Here is the full list of databases:
```python
import pandas as pd
choices: pd.DataFrame = SmallWorld.retrieve_databases()
display(choices)
```
Which will return (as of writing on the 9th Dec 2021):
| | name | numEntries | numMapped | numUnmapped | numSkipped | status |
|:----------------------------------------------|:---------------------------|-------------:|------------:|--------------:|-------------:|:----------|
| REAL_Space_21Q3_All_2B_public.smi.anon | REAL_Space_21Q3_2B(public) | 1950356098 | 1935062471 | 15293627 | 0 | Available |
| ZINC-All-2020Q2-1.46B.anon | ZINC-All-20Q2-1.46B | 1468554638 | 1467030947 | 1523691 | 231 | Available |
| ZINC-For-Sale-2020Q2-1.46B.anon | ZINC-For-Sale-20Q2-1.46B | 1464949146 | 1463519428 | 1429718 | 22 | Available |
| ZINC20-ForSale-21Q3.smi.anon | ZINC20-ForSale-21Q3-1.4B | 1479284919 | 1440784765 | 38500154 | 29 | Available |
| Enamine_REAL_Public_July_2020_Q1-2_1.36B.anon | REAL_DB_20Q2 | 1361198468 | 1350462346 | 10736122 | 0 | Available |
| Wait-OK-2020Q2-1.2B.anon | Wait-OK-20Q2-1.2B | 1174063221 | 1172785190 | 1278031 | 1 | Available |
| WuXi-20Q4.smi.anon | WuXi-20Q4-600M | 2353582875 | 600762581 | 1752820294 | 284 | Available |
| MculeUltimate-20Q2.smi.anon | MculeUltimate_20Q2_126M | 126471523 | 126471523 | 0 | 0 | Available |
| WuXi-2020Q2-120M.anon | WuXi-20Q2-120M | 339132361 | 120400570 | 218731791 | 0 | Available |
| mcule_ultimate_200407_c8bxI4.anon | Mcule_ultimate_20Q2-126M | 126471523 | 45589462 | 80882061 | 0 | Available |
| BB-All-2020Q2-26.7M.anon | BB-All-20Q2-26.7M | 26787985 | 26707241 | 80744 | 16 | Available |
| In-Stock-2020Q2-13.8M.anon | In-Stock-20Q2-13.8M | 13842485 | 13829086 | 13399 | 1 | Available |
| ZINC20-InStock-21Q3.smi.anon | ZINC20-InStock-21Q3-11M | 11122445 | 11103910 | 18535 | 5 | Available |
| BBall.smi.anon | BB-All-21Q4-3.3M | 3319960 | 3319705 | 255 | 6 | Available |
| BBnow.smi.anon | BB-Now-21Q4-2M | 2076639 | 2076464 | 175 | 6 | Available |
| BB-Now-2020Q2-1.6M.anon | BB-Now-20Q2-1.6M | 1649789 | 1649386 | 403 | 4 | Available |
| BB_50.smi.anon | BB-50-21Q4-1.5M | 1483551 | 1483434 | 117 | 2 | Available |
| BB_10.smi.anon | BB-10-21Q4-1.2M | 1243321 | 1243241 | 80 | 0 | Available |
| BB_40.smi.anon | BB-40-21Q4-590K | 589959 | 589911 | 48 | 4 | Available |
| interesting.smi.anon | ZINC-Interesting-20Q2-320K | 320845 | 320773 | 72 | 1 | Available |
| ZINC-Interesting-2020Q2-300K.anon | ZINC-Interesting-20Q2-300K | 307854 | 300765 | 7089 | 1 | Available |
| TCNMP-2020Q2-31912.anon | TCNMP-20Q2-31912 | 37438 | 31912 | 5526 | 0 | Available |
| BB_30.smi.anon | BB-30-21Q4-3K | 3129 | 3119 | 10 | 0 | Available |
| WorldDrugs-2020Q2-3004.anon | WorldDrugs-20Q2-3004 | 3004 | 3003 | 1 | 0 | Available |
| HMDB-2020Q2-584.anon | HMDB-20Q2-584 | 585 | 584 | 1 | 0 | Available |
## Names
There is a Python module called [smallworld](https://github.com/benmaier/smallworld),
which implements the small world algorithm.

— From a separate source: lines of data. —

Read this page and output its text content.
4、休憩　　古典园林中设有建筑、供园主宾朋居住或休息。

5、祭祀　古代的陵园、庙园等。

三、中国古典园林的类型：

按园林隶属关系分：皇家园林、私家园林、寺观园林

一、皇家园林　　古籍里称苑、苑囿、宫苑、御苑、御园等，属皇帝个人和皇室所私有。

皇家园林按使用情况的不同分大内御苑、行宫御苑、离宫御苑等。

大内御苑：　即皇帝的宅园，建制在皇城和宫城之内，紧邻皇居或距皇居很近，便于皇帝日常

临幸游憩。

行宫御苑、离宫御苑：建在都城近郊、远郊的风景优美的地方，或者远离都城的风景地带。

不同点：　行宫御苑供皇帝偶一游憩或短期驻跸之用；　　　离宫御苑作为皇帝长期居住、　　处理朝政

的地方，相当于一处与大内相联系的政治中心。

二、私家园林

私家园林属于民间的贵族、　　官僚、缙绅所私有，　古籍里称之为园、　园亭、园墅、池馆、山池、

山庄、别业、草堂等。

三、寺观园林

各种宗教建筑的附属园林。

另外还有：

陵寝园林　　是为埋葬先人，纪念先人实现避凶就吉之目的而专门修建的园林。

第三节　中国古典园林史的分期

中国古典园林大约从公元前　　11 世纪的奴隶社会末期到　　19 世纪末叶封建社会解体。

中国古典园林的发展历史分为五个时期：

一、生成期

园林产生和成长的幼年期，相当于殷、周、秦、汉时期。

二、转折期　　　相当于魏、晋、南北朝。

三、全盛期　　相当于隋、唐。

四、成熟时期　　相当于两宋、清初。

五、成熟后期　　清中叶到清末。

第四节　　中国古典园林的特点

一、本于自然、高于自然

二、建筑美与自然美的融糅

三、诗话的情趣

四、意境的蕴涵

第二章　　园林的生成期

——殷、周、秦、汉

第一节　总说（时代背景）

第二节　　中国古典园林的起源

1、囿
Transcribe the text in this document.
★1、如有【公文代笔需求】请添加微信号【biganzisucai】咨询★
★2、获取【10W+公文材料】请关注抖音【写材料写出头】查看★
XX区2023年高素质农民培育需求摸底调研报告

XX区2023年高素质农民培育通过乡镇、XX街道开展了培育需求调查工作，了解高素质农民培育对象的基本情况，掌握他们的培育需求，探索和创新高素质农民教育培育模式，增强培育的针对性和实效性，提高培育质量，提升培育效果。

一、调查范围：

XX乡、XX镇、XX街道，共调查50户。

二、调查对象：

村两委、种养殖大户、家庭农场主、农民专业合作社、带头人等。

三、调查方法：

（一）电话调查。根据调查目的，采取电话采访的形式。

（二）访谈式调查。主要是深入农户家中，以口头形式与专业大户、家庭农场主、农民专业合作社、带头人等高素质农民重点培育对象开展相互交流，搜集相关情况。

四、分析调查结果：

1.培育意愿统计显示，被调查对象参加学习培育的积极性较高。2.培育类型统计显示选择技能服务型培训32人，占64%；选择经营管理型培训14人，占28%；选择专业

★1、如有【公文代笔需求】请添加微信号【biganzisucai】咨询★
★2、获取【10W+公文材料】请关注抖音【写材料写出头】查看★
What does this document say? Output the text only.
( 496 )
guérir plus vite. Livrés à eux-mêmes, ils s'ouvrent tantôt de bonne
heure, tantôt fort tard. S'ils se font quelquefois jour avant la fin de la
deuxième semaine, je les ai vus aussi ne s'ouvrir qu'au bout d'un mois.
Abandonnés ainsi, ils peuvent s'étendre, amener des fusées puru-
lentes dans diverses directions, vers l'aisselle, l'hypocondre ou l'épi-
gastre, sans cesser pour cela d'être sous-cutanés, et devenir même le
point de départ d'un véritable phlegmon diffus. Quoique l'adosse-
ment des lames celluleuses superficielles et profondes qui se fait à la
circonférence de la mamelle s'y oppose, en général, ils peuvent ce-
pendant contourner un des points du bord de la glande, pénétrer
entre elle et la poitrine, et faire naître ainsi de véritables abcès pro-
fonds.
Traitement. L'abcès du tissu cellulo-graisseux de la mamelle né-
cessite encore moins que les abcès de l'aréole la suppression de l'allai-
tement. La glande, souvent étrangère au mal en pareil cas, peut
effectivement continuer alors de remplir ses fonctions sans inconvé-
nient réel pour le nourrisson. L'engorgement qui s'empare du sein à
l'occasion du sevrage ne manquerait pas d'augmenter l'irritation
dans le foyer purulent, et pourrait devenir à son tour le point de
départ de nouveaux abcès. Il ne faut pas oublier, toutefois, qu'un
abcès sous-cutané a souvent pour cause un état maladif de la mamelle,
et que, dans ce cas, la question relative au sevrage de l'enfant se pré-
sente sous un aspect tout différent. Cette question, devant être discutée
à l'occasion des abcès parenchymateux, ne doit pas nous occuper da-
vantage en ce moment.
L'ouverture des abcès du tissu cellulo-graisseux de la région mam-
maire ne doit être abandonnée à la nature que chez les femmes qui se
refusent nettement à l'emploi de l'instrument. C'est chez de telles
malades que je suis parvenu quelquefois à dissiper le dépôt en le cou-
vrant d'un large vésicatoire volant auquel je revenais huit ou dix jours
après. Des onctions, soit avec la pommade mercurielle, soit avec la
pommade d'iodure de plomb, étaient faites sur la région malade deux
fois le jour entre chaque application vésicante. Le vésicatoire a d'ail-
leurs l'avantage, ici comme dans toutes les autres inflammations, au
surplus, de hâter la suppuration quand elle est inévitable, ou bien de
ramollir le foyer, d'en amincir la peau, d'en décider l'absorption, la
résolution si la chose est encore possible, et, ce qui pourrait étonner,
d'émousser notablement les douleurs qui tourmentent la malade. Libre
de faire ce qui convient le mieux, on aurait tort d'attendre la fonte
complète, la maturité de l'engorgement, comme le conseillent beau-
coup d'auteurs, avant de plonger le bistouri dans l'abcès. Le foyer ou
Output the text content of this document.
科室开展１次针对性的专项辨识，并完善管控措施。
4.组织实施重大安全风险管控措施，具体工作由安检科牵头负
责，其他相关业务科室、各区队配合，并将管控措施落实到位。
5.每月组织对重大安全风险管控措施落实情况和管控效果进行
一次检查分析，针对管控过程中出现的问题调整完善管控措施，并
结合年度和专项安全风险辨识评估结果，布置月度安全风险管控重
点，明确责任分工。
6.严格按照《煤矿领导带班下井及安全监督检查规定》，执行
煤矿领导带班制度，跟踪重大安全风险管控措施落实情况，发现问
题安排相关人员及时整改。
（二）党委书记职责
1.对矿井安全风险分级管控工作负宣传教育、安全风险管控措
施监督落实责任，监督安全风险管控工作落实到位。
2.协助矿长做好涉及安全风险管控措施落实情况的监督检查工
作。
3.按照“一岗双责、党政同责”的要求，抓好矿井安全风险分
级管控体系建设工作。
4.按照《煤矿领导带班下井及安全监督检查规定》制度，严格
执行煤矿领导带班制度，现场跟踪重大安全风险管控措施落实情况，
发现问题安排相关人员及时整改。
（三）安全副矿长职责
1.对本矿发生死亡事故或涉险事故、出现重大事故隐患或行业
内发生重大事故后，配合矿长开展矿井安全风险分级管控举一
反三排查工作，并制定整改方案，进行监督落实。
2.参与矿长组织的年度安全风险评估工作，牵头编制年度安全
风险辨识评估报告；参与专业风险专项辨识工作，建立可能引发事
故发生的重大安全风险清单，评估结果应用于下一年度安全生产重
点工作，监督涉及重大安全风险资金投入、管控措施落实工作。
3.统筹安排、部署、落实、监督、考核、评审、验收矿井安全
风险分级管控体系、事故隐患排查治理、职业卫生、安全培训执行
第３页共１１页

This is not an API to the [sw.docking.org](https://sw.docking.org/search.html) site.
The blog of the [sw.docking.org](https://sw.docking.org/search.html) site mentions a pysmallworld.
There is no mention of this in Google so I am guessing it is for a future feature?
I however need to use this now as
I need it as a publicly usable example workflow of [Fragmenstein](https://github.com/matteoferla/Fragmenstein).
Also, there is a great and wacky boardgame called [Small World](https://boardgamegeek.com/boardgame/40692/small-world),
with a curious/agonising dynamic which forces you to not be a collector.